Everything in marginal increments
Sundials keep time in inches
Revolving around cupola and steeple gnomons
Emanating from bars playing out on bar at a time
Measure for measure
Cavern door mouth yawning sleepy wide
Opening at day’s close
Watching the sun drooping
A great eye sinking inexorably lower
Fighting a losing battle against slumber
Bright child laying her weary head
To dream beneath the counterpane
Distant purple hills.

Children sleep and dream comfortably
Now it’s the grown-ups time to play
Or rather perhaps just bigger kids
Clinging grubby fingered to memories
Of passion, wild freedom, or maybe just fucking
Furtive sticky fumbling a barely hidden
In the not quite shadows of alleys
Illuminated by heated liquor glow,
The cool blue, red, yellow buzz
Of neon beer signs
Washing over just enough bare skin.

Saturday nights always hum
Electric wordless vibrations of desperation
Urgencies, haste, all the rictus smile
“Are we having fun or else” faces
Eyes fever bright glossy
Flush cheeked, panting, guzzling
Bodies whirling in peculiar Brownian fashion
Clustering, breaking, hurled from doorway to doorway
Governed by laws of appetite
How much make believe merriment
Can be sucked from bones long dry
Before the dusty grey mortuary return
Of Monday’s work, bills, kids, real life imprisonment shackles.

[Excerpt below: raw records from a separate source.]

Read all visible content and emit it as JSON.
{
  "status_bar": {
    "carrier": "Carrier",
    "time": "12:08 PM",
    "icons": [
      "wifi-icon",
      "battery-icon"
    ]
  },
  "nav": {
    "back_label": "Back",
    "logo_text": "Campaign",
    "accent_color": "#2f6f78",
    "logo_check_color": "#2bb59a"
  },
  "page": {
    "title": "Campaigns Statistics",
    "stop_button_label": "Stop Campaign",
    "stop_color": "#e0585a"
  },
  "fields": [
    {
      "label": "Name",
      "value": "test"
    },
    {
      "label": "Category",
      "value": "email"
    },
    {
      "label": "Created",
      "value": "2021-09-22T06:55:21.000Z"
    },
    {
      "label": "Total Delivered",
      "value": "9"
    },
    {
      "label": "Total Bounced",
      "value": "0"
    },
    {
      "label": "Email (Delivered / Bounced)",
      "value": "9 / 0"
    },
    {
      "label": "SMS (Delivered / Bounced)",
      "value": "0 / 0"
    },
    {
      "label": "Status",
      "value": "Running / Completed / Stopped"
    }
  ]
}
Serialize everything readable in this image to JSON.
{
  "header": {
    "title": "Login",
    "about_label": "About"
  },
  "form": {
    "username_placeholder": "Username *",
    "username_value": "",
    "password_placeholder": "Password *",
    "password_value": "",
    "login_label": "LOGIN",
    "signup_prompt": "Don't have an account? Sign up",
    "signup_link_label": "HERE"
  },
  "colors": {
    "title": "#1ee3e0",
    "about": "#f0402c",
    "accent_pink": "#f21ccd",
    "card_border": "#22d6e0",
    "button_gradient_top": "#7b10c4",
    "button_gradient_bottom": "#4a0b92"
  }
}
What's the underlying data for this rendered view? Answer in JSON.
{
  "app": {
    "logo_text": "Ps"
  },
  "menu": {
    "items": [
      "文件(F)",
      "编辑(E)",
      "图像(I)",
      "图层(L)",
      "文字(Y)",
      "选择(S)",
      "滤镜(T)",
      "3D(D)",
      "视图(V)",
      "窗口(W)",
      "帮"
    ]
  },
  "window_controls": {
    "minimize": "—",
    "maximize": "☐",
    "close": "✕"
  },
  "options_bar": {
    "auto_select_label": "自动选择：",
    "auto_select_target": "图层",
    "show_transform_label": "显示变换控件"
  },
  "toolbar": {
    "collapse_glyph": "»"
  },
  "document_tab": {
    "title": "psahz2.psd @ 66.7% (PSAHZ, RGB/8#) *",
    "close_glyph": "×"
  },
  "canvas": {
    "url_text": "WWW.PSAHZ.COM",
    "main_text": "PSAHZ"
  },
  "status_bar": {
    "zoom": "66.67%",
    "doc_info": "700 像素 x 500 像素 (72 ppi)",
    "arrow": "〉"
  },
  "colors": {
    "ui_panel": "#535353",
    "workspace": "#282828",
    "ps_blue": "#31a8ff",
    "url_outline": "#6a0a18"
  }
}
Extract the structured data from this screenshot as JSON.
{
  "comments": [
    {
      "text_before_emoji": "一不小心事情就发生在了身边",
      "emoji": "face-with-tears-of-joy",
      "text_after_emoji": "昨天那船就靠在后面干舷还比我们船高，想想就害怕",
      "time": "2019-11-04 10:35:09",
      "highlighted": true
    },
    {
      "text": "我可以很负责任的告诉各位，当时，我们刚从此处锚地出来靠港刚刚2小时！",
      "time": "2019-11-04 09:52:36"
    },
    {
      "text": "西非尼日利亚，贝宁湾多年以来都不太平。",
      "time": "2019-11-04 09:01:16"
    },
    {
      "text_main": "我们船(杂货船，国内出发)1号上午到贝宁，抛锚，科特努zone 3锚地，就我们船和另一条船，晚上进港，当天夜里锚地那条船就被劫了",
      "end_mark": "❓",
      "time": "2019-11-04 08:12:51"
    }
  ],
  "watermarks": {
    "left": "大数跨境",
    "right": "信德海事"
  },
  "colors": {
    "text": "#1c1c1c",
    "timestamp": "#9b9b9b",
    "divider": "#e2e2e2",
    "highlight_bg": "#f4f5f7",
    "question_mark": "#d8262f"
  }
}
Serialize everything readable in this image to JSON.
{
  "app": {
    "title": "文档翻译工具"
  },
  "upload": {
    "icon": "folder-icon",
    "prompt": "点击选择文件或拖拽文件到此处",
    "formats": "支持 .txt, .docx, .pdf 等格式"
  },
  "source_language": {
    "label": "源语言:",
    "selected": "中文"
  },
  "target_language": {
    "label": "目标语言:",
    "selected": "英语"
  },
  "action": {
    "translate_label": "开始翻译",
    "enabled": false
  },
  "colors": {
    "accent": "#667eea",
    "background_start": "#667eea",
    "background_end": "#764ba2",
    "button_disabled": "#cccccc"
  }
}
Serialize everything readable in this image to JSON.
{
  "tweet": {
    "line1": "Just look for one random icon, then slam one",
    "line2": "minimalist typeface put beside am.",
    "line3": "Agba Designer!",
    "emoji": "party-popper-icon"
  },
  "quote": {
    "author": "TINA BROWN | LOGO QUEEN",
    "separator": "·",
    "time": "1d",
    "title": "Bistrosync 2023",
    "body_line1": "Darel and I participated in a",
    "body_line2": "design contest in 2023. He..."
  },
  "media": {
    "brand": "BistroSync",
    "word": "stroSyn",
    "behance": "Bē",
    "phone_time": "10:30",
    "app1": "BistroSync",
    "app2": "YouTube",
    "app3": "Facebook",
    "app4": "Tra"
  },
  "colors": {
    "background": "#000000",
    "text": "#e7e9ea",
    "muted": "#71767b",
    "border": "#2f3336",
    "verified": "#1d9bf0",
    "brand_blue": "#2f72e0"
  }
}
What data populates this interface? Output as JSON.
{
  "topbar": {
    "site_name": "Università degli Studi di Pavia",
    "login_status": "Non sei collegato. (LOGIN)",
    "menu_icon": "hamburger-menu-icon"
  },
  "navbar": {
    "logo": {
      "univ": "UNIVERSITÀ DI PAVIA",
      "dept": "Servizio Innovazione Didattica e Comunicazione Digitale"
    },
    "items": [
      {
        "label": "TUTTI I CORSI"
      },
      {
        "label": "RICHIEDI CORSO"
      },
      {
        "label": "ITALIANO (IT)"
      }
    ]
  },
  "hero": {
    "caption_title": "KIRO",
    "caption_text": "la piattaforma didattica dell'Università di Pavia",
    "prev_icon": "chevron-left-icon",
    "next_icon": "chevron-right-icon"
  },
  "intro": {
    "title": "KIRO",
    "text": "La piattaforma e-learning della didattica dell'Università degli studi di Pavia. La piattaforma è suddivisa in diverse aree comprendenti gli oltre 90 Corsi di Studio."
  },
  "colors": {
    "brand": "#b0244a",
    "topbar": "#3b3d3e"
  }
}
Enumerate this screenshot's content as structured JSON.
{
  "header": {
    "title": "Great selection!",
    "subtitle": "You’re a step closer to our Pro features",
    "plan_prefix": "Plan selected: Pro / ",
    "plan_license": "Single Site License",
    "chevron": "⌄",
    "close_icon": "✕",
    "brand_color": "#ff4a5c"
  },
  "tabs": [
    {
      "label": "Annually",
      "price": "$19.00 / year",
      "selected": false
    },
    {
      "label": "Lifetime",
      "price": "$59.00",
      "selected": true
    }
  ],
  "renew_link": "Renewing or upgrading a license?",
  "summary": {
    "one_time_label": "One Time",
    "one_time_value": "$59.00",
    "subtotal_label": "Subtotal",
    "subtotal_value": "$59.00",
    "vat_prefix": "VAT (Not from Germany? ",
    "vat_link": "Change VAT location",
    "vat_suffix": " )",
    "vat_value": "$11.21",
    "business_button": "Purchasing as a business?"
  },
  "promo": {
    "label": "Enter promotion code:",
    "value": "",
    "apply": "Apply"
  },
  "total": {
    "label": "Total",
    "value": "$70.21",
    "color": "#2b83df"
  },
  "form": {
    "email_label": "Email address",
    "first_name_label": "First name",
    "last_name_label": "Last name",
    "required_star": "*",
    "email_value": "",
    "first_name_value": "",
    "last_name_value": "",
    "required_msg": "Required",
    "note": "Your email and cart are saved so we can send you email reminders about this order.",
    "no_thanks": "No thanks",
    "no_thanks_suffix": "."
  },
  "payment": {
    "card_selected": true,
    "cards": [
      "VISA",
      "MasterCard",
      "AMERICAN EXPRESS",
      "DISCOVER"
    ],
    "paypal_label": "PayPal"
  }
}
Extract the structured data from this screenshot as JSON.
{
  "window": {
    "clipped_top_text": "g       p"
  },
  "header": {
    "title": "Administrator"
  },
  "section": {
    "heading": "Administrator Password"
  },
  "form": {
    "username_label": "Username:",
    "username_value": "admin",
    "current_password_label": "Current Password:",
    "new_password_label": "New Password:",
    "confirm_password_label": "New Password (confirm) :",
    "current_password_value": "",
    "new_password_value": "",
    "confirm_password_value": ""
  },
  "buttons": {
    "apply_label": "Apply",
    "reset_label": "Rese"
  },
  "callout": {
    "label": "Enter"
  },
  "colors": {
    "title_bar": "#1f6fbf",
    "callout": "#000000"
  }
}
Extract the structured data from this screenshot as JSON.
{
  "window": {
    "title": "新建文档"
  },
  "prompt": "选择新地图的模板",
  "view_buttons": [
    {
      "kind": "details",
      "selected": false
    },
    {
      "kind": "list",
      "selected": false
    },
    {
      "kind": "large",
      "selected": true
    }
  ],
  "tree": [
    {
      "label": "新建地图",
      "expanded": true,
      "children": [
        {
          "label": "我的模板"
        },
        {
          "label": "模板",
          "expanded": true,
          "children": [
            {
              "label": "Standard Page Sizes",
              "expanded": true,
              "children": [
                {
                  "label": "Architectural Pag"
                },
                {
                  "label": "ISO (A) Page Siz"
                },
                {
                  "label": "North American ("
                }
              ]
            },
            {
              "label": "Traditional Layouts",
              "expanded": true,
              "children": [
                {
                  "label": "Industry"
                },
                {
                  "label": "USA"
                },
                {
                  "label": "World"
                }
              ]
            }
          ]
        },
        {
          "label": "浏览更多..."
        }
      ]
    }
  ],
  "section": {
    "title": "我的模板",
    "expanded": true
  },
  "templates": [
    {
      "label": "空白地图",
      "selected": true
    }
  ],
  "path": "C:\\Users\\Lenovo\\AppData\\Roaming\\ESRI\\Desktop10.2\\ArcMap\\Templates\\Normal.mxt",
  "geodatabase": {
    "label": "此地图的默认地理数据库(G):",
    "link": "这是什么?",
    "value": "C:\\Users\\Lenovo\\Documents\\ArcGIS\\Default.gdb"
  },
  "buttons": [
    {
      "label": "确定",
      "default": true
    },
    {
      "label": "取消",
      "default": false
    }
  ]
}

It’s all just illusion, mass market media massage fabrication
Inhabiting pop culture movie sit com canned laughter
Versions of reality, buying in
To the need, to the plastic
“Your life can be better for only $19.95”
Or the price of one night’s competitive drinking
Mad dash finish line scrambling to fill
Empty beds or empty hearts with The One
Prophesied by the people who brought you “Friends”
Or “When Harry Met Sally”

The thing is, it all breaks down
Before the last reel
Just ash encrusted hair and clothes
Taut flatline hangover migraine
Mouthful of morning breath after vomit flavor
Over churning belly full of regret
Walk of shame zombie two step weary shuffle
Stretched thin and blank as paper,
Just stick figure semblances, cartoons
Running mad dash out if frame
Dwindling into the rising dawn by inches.